Subject: Re: Host access philosophy (Was: restricting NFS (and associated services) to one IP address)
To: Steven M. Bellovin <smb@cs.columbia.edu>
From: Thor Lancelot Simon <tls@rek.tjls.com>
List: tech-net
Date: 10/09/2006 20:53:44
On Mon, Oct 09, 2006 at 08:37:44PM -0400, Steven M. Bellovin wrote:
> 
> The first is to incorporate access control semantics into rpcbind.  It's
> not a horrible solution, in that it provides some protection against
> attackers who first query rpcbind to find out what port numbers to
> attack.

I've already said something analogous in private email, but I'll share
it, I suppose, with the list.

I do not think that "access control" semantics in particular applications
are quite what is wanted, here, if you mean "access control by address of
requesting party" which is what most people, I think, would assume you
mean.

What you want, as far as I can tell, is access control at the granularity
merely of "reachability from directly-connected network N".  Assuring that
unauthorized parties have no connectivity to N is a problem you're willing
to place out of scope for your present effort.  Firewalls (including
IP-layer filtering on the local host) can give you this, but configuring
them for protocols that use dynamic port addressing can be a real nuisance.
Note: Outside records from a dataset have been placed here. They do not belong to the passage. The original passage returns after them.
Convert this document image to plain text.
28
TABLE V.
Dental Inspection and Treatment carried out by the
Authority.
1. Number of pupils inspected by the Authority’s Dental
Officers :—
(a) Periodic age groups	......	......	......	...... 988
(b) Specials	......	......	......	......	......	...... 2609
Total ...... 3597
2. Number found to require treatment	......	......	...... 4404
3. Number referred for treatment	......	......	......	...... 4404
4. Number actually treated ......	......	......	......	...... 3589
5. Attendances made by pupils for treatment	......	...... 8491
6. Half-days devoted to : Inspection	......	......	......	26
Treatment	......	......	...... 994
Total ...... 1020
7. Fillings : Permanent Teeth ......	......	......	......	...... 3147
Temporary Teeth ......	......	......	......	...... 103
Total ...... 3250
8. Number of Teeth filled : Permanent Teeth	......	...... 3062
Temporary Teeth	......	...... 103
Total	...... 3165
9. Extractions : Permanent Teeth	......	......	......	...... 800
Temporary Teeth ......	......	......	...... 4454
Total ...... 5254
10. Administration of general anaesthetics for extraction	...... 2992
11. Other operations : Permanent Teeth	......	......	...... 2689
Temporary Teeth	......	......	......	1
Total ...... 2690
I suggest that the right solution is to make it easier for applications,
themselves, to accept packets delivered only to a specific IP address, and
then to assure that  your host does not route.  At present, our stack
allows an application, per-socket, to ask for packets whose destination is
"this address" or "all addresses", but not "this set of addresses".  Worse,
it is quite difficult to even find out which values of "this address" might
be valid on the local host.  The consequence is that most application code
(including the in-kernel NFS server) binds "all addresses".

I think that if we provided sane primitives for discovering the set of
valid destination addresses for a host, and binding a socket so that it
would receive packets on _some addresses_ (not one, and not all) it would
be easy to add the kind of access control you seem to want (and which a
lot of other people would probably like as well) to our applications.

In this case, we would add it to mountd, rpcbind, and the in-kernel NFS
server.  It would be a nice example of the interface, actually.